The legacy Maite Iturri leaves behind
In a surprising and unexpected evelopment, longtime El Verano Elementary School Principal Maite Iturri submitted her resignation this week. Iturri, who has worked in the Sonoma Valley Unified School District for more than 25 years, is leaving to take on a leadership role as district academic coordinator for Petaluma City Schools.
Iturri is regarded as one of the most innovative and hard-working educators in Sonoma Valley, according to her peers. Her resignation came as an unwelcome shock, just days before the start of the new school year.
Including Iturri’s departure, Sonoma Valley will have weathered turnover of the principal at seven of its nine campuses within the past two years.
Iturri told the Index-Tribune that prior to July 2021, she was fully committed to staying in Sonoma.
“I dedicated my entire life, my professional career to this community and to this school, and this is one of the hardest decisions I've ever made in my life,” Iturri said on Aug. 11. “I never intended to leave this way.”
The list is long of Iturri’s accomplishments during her 15-year tenure leading El Verano, where the student population is overwhelmingly Latino and from low-income homes. Her focus throughout, she said, has been on leveling the playing field by equalizing access and opportunities.
Iturri opened the district’s first on-site preschool, introduced new science and art programs at El Verano, organized community forums, expanded after-school enrichment programs, hosted the Valley Vibes youth orchestra program, created new parent leadership programs, transitioned El Verano into the community school model and transformed teaching there “to be more responsive to students.”

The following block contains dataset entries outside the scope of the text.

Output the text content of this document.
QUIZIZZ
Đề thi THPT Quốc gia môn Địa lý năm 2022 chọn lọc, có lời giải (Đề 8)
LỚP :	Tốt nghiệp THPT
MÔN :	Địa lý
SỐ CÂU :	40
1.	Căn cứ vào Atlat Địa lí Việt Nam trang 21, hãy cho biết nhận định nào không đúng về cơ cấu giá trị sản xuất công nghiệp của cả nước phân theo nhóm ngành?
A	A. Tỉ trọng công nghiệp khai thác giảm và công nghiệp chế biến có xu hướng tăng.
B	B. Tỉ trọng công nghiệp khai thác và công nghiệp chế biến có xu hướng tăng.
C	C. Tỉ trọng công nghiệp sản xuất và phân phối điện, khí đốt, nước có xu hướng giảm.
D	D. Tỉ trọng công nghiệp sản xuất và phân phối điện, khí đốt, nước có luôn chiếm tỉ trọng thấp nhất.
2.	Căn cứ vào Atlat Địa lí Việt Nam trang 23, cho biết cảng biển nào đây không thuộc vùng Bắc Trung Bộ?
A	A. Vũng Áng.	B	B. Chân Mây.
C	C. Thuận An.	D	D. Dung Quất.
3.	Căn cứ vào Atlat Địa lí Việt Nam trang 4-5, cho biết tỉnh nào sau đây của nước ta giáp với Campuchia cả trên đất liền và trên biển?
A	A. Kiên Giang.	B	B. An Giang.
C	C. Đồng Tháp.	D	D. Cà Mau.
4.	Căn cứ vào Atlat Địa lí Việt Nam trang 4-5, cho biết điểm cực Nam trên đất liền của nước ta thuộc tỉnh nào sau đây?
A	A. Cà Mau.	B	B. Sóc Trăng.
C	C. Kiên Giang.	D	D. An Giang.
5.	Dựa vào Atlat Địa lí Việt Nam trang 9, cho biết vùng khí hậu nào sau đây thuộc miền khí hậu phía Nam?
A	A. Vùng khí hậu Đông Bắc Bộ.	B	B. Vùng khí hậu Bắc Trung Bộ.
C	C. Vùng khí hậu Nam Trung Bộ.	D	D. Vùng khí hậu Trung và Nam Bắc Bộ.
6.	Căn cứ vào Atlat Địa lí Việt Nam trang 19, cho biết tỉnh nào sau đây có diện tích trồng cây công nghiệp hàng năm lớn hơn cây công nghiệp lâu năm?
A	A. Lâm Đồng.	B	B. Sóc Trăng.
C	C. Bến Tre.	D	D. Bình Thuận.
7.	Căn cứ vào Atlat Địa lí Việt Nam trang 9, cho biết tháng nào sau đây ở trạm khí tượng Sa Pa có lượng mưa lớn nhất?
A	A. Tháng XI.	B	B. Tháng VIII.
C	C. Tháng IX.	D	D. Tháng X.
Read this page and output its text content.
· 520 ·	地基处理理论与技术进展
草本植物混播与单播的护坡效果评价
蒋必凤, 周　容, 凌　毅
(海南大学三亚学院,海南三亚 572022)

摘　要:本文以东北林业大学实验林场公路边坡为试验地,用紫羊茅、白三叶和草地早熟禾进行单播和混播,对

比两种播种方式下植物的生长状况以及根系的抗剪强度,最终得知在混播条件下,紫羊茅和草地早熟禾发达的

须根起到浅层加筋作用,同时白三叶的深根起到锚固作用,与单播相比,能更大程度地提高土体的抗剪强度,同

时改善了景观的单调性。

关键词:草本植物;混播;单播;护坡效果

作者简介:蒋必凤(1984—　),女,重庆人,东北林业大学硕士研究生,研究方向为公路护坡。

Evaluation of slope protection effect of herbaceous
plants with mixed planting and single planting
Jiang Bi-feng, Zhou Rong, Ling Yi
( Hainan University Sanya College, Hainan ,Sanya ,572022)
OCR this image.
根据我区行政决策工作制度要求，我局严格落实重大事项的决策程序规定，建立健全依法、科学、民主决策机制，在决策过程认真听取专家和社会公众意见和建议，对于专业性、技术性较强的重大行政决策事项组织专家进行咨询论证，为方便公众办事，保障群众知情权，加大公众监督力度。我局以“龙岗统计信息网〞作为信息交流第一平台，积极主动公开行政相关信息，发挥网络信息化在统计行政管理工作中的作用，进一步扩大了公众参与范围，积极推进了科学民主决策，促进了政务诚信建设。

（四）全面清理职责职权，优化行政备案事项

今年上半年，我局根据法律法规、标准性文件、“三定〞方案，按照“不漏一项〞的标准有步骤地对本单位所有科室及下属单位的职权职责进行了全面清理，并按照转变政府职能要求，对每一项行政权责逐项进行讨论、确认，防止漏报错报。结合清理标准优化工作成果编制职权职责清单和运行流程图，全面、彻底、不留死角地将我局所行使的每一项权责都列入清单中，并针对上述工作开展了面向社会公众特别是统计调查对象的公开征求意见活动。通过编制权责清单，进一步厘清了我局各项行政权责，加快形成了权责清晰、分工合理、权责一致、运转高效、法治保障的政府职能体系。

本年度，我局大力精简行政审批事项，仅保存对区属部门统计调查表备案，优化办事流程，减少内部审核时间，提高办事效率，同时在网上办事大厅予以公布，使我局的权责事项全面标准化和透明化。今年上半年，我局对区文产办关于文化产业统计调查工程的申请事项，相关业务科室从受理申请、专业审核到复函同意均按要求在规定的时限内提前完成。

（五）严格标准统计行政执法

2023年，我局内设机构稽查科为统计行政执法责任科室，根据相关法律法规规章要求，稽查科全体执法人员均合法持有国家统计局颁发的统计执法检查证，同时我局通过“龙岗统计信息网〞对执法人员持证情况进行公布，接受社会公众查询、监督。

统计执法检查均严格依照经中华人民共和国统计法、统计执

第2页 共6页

Iturri also created a Family Resource Center at the campus to provide parents with mental health services and other support. Beyond her responsibilities as principal of El Verano, she has also served as the district’s summer school principal at the high school and the K-12 summer coordinator.
Iturri is also a masterful fundraiser. In the past decade, she has brought in more than $7 million in grants to the school and district.
“We have gained the support of the community, business and foundations, who all believe in what we were trying to accomplish for our students and families,” she said.
Her career
Iturri was born and raised in San Francisco in an immigrant, bilingual and bicultural home. She attended Lowell High School and received her undergraduate and graduate degrees and teaching certifications from U.C. Berkeley, Sonoma State University and U.C. Davis, respectively. She is within a year of completing her doctorate at Davis.
Prior to being named principal of El Verano in 2005, Iturri taught in bilingual positions in Napa and in classrooms at Sonoma Valley High School, Altimira Middle School and Flowery Elementary. She is credited with helping to start Sonoma’s first dual immersion program at Flowery.
When Louann Carlomagno was a new principal at El Verano, she was so impressed by Iturri that she lured her from Flowery to El Verano. When Carlomagno moved to the district office in 2002, Iturri was named principal, a role she’s held ever since.
Carlomagno has nothing but praise for Iturri and the legacy she leaves behind. “Maite was the heart and soul of El Verano School for the past 15 years,” she said. “She leaves them with the knowledge and grace she shared over the years. I know she will be terribly missed and always remembered.”
When asked by a reporter earlier this year what traits are most important to be an effective principal, Iturri spoke of the ability to reflect, to receive feedback, to be an effective communicator, to build community and to hold high expectations for yourself and others.
Iturri says that her background as having come from an immigrant family informed how she leads and her ability to connect with parents.
“I have led with love and focused on a holistic approach to our sometimes disenfranchised and marginalized community,” she said. “Academics are critically important, but all those other pieces that I put in place to support families was critical to the academic success of those students.”
In an April 2021 interview with the Index-Tribune, Iturri spoke passionately about her goal of making her campus a place where parents feel welcomed and accepted and a beautiful place for students to learn.
“My role is to help remove barriers for students and educators so they can be the best they can be every day,” she said. “Being able to identify those barriers by listening to the people in the school is really important to their success. I go to work every day with the goal of making a difference in a student’s life.”